In der Woche vor meinem 24. Geburtstag erhielt ich bereits so viel Post, dass mich der zuständige Zulieferer vermutlich mehr als einmal insgeheim verfluchte. Vermutlich steigt neben einer anderen bekannten Kurve auch die Zahl der Pakete derzeit exponentiell an. Ich denke, gerade jetzt, zu Geburtstagen, lange geplanten Festen, Hochzeiten oder anderen Anlässen, erweckt es in vielen Menschen besondere Anteilnahme, wenn diese nicht wie geplant stattfinden können. Anstatt eines selbstgebackenen Kuchens gab es einen Tassenkuchen von einer Freundin – ungebacken, versteht sich. Das Tütchen hatte die perfekte Größe für einen Briefumschlag. Auch meine Geburtstagskerzen zündete ich mir dieses Jahr selbst an.
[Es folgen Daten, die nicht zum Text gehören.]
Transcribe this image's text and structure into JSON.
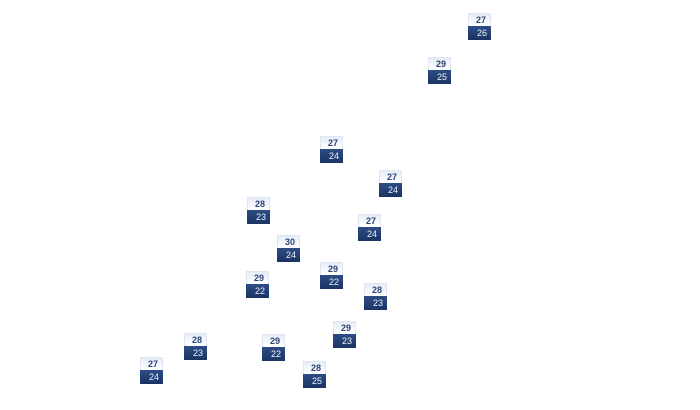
{
  "markers": [
    {
      "high": "27",
      "low": "26"
    },
    {
      "high": "29",
      "low": "25"
    },
    {
      "high": "27",
      "low": "24"
    },
    {
      "high": "27",
      "low": "24"
    },
    {
      "high": "28",
      "low": "23"
    },
    {
      "high": "27",
      "low": "24"
    },
    {
      "high": "30",
      "low": "24"
    },
    {
      "high": "29",
      "low": "22"
    },
    {
      "high": "29",
      "low": "22"
    },
    {
      "high": "28",
      "low": "23"
    },
    {
      "high": "29",
      "low": "23"
    },
    {
      "high": "28",
      "low": "23"
    },
    {
      "high": "29",
      "low": "22"
    },
    {
      "high": "27",
      "low": "24"
    },
    {
      "high": "28",
      "low": "25"
    }
  ],
  "colors": {
    "high_text": "#2c4476",
    "low_background": "#1f3a6e",
    "low_text": "#eef2fa"
  }
}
Nicht weniger peinlich: das Geburtstagsständchen per Videochat
Langweilig wurde es trotz allem ganz und gar nicht: Denn gerade, weil ich keine Feier veranstalten konnte, bei der ich all meine Lieben um mich hatte, erhielt ich viele Anrufe. Sonst sind alle zur gleichen Zeit da, um zu gratulieren, doch in Zeiten des Social-Distancing ist das nicht so einfach. Gleichzeitig mit allen zu telefonieren geht nicht – und so hat man Glück, wenn die Sonne scheint und man ein Telefonat nach dem nächsten annehmen kann und gleichzeitig einen Spaziergang unternimmt.
Komisch ist es natürlich trotzdem, wenn die Familienmitglieder – verteilt auf verschiedene (Bundes-)Länder – vor den Computerbildschirmen sitzen und versuchen, einigermaßen synchron in ein Geburtstagsständchen einzustimmen, statt im gleichen Raum zu sein. Das macht die Zeit, in der man „besungen“ wird, jedoch kein bisschen weniger peinlich!
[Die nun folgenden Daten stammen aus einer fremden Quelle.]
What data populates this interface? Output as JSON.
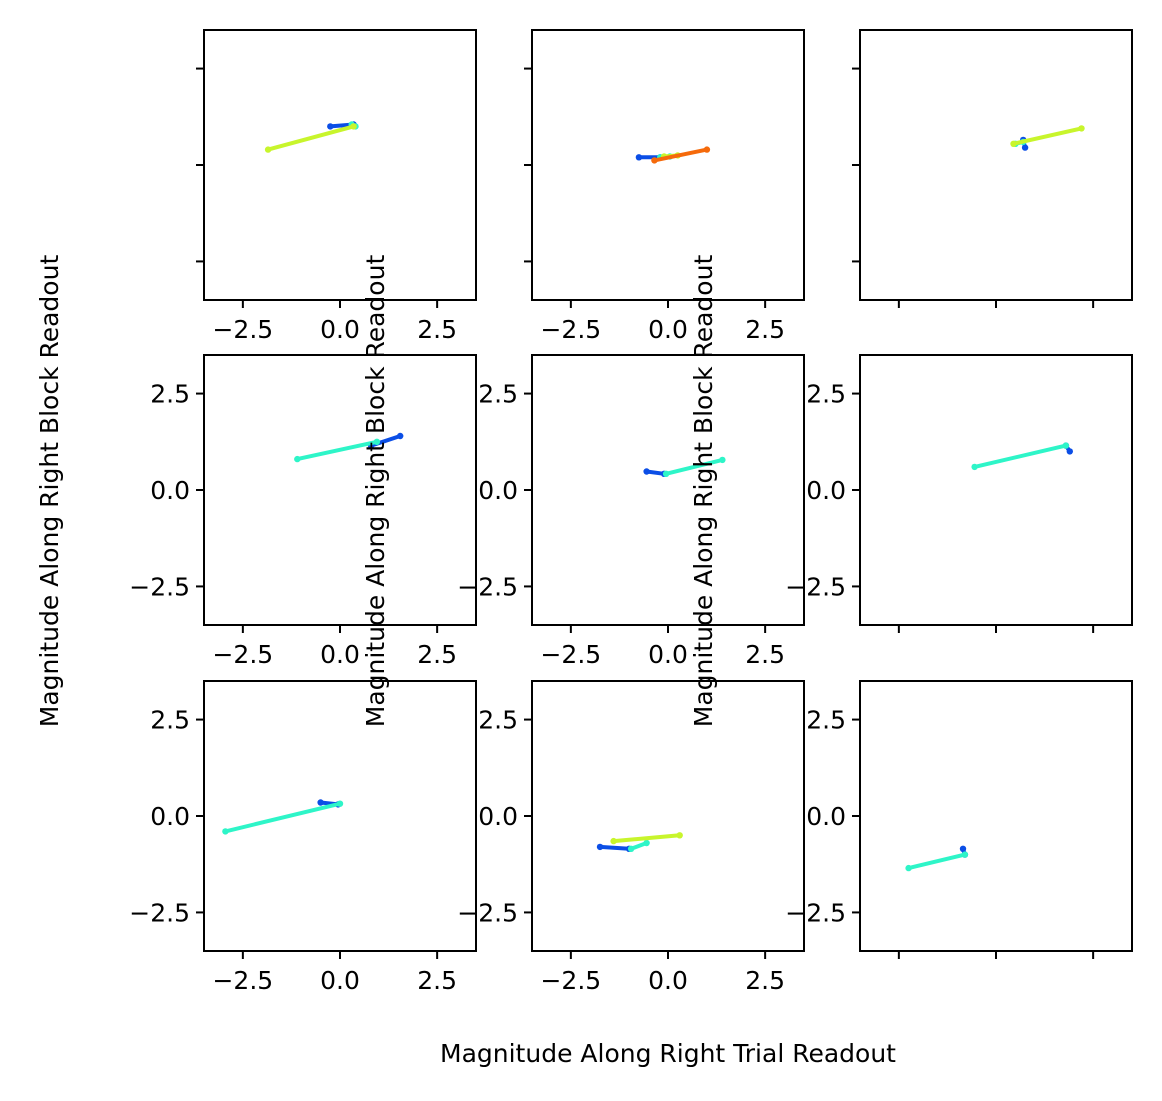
{
  "figure": {
    "ylabel": "Magnitude Along Right Block Readout",
    "xlabel": "Magnitude Along Right Trial Readout"
  },
  "colors": {
    "blue": "#0b4ee6",
    "cyan": "#2ef5c8",
    "lime": "#c8f52c",
    "orange": "#f56a0b",
    "frame": "#000000"
  },
  "chart_data": [
    {
      "type": "line",
      "panel": "row1-col1",
      "xlim": [
        -3.5,
        3.5
      ],
      "ylim": [
        -3.5,
        3.5
      ],
      "xticks": [
        -2.5,
        0.0,
        2.5
      ],
      "xticklabels": [
        "−2.5",
        "0.0",
        "2.5"
      ],
      "yticks": [
        -2.5,
        0.0,
        2.5
      ],
      "yticklabels": [],
      "series": [
        {
          "color": "blue",
          "x": [
            -0.25,
            0.35
          ],
          "y": [
            1.0,
            1.05
          ]
        },
        {
          "color": "cyan",
          "x": [
            0.3,
            0.4
          ],
          "y": [
            1.05,
            1.0
          ]
        },
        {
          "color": "lime",
          "x": [
            -1.85,
            0.35
          ],
          "y": [
            0.4,
            1.0
          ]
        }
      ]
    },
    {
      "type": "line",
      "panel": "row1-col2",
      "xlim": [
        -3.5,
        3.5
      ],
      "ylim": [
        -3.5,
        3.5
      ],
      "xticks": [
        -2.5,
        0.0,
        2.5
      ],
      "xticklabels": [
        "−2.5",
        "0.0",
        "2.5"
      ],
      "yticks": [
        -2.5,
        0.0,
        2.5
      ],
      "yticklabels": [],
      "series": [
        {
          "color": "blue",
          "x": [
            -0.75,
            -0.2
          ],
          "y": [
            0.2,
            0.2
          ]
        },
        {
          "color": "cyan",
          "x": [
            -0.2,
            0.05
          ],
          "y": [
            0.2,
            0.22
          ]
        },
        {
          "color": "lime",
          "x": [
            -0.1,
            0.25
          ],
          "y": [
            0.22,
            0.25
          ]
        },
        {
          "color": "orange",
          "x": [
            -0.35,
            1.0
          ],
          "y": [
            0.12,
            0.4
          ]
        }
      ]
    },
    {
      "type": "line",
      "panel": "row1-col3",
      "xlim": [
        -3.5,
        3.5
      ],
      "ylim": [
        -3.5,
        3.5
      ],
      "xticks": [
        -2.5,
        0.0,
        2.5
      ],
      "xticklabels": [],
      "yticks": [
        -2.5,
        0.0,
        2.5
      ],
      "yticklabels": [],
      "series": [
        {
          "color": "blue",
          "x": [
            0.7,
            0.75
          ],
          "y": [
            0.65,
            0.45
          ]
        },
        {
          "color": "cyan",
          "x": [
            0.5,
            0.7
          ],
          "y": [
            0.55,
            0.6
          ]
        },
        {
          "color": "lime",
          "x": [
            0.45,
            2.2
          ],
          "y": [
            0.55,
            0.95
          ]
        }
      ]
    },
    {
      "type": "line",
      "panel": "row2-col1",
      "xlim": [
        -3.5,
        3.5
      ],
      "ylim": [
        -3.5,
        3.5
      ],
      "xticks": [
        -2.5,
        0.0,
        2.5
      ],
      "xticklabels": [
        "−2.5",
        "0.0",
        "2.5"
      ],
      "yticks": [
        -2.5,
        0.0,
        2.5
      ],
      "yticklabels": [
        "−2.5",
        "0.0",
        "2.5"
      ],
      "series": [
        {
          "color": "blue",
          "x": [
            0.8,
            1.55
          ],
          "y": [
            1.15,
            1.4
          ]
        },
        {
          "color": "cyan",
          "x": [
            -1.1,
            0.95
          ],
          "y": [
            0.8,
            1.25
          ]
        }
      ]
    },
    {
      "type": "line",
      "panel": "row2-col2",
      "xlim": [
        -3.5,
        3.5
      ],
      "ylim": [
        -3.5,
        3.5
      ],
      "xticks": [
        -2.5,
        0.0,
        2.5
      ],
      "xticklabels": [
        "−2.5",
        "0.0",
        "2.5"
      ],
      "yticks": [
        -2.5,
        0.0,
        2.5
      ],
      "yticklabels": [
        "−2.5",
        "0.0",
        "2.5"
      ],
      "series": [
        {
          "color": "blue",
          "x": [
            -0.55,
            -0.1
          ],
          "y": [
            0.48,
            0.42
          ]
        },
        {
          "color": "cyan",
          "x": [
            -0.05,
            1.4
          ],
          "y": [
            0.42,
            0.78
          ]
        }
      ]
    },
    {
      "type": "line",
      "panel": "row2-col3",
      "xlim": [
        -3.5,
        3.5
      ],
      "ylim": [
        -3.5,
        3.5
      ],
      "xticks": [
        -2.5,
        0.0,
        2.5
      ],
      "xticklabels": [],
      "yticks": [
        -2.5,
        0.0,
        2.5
      ],
      "yticklabels": [
        "−2.5",
        "0.0",
        "2.5"
      ],
      "series": [
        {
          "color": "blue",
          "x": [
            1.8,
            1.9
          ],
          "y": [
            1.15,
            1.0
          ]
        },
        {
          "color": "cyan",
          "x": [
            -0.55,
            1.8
          ],
          "y": [
            0.6,
            1.15
          ]
        }
      ]
    },
    {
      "type": "line",
      "panel": "row3-col1",
      "xlim": [
        -3.5,
        3.5
      ],
      "ylim": [
        -3.5,
        3.5
      ],
      "xticks": [
        -2.5,
        0.0,
        2.5
      ],
      "xticklabels": [
        "−2.5",
        "0.0",
        "2.5"
      ],
      "yticks": [
        -2.5,
        0.0,
        2.5
      ],
      "yticklabels": [
        "−2.5",
        "0.0",
        "2.5"
      ],
      "series": [
        {
          "color": "blue",
          "x": [
            -0.5,
            -0.05
          ],
          "y": [
            0.35,
            0.3
          ]
        },
        {
          "color": "cyan",
          "x": [
            -2.95,
            0.0
          ],
          "y": [
            -0.4,
            0.32
          ]
        }
      ]
    },
    {
      "type": "line",
      "panel": "row3-col2",
      "xlim": [
        -3.5,
        3.5
      ],
      "ylim": [
        -3.5,
        3.5
      ],
      "xticks": [
        -2.5,
        0.0,
        2.5
      ],
      "xticklabels": [
        "−2.5",
        "0.0",
        "2.5"
      ],
      "yticks": [
        -2.5,
        0.0,
        2.5
      ],
      "yticklabels": [
        "−2.5",
        "0.0",
        "2.5"
      ],
      "series": [
        {
          "color": "blue",
          "x": [
            -1.75,
            -1.0
          ],
          "y": [
            -0.8,
            -0.85
          ]
        },
        {
          "color": "cyan",
          "x": [
            -0.95,
            -0.55
          ],
          "y": [
            -0.85,
            -0.7
          ]
        },
        {
          "color": "lime",
          "x": [
            -1.4,
            0.3
          ],
          "y": [
            -0.65,
            -0.5
          ]
        }
      ]
    },
    {
      "type": "line",
      "panel": "row3-col3",
      "xlim": [
        -3.5,
        3.5
      ],
      "ylim": [
        -3.5,
        3.5
      ],
      "xticks": [
        -2.5,
        0.0,
        2.5
      ],
      "xticklabels": [],
      "yticks": [
        -2.5,
        0.0,
        2.5
      ],
      "yticklabels": [
        "−2.5",
        "0.0",
        "2.5"
      ],
      "series": [
        {
          "color": "blue",
          "x": [
            -0.85,
            -0.8
          ],
          "y": [
            -0.85,
            -1.0
          ]
        },
        {
          "color": "cyan",
          "x": [
            -2.25,
            -0.8
          ],
          "y": [
            -1.35,
            -1.0
          ]
        }
      ]
    }
  ]
}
Noch Anfang März überlegte ich, wo ich meinen Geburtstag verbringen würde: Sollte ich das Wochenende abwarten, um zu meiner Familie nach Niedersachsen zu fahren oder, wie in vielen Jahren zuvor auch, einfach direkt in Passau bleiben? Auch wenn ich vielleicht eh in Bayern geblieben wäre, ist es ein anderes Gefühl, diese Entscheidung nicht selbst treffen zu können: Die Selbstverständlichkeit, mit der ich noch vor kurzer Zeit Zug- und Busreisen plante, einen USA-Trip buchte und Pläne für den Sommer schmiedete, wirkt auf mich mittlerweile fast so absurd wie die aktuelle Situation. Ich denke, so geht es vielen.
Und wie sehr die Schere auseinander geht…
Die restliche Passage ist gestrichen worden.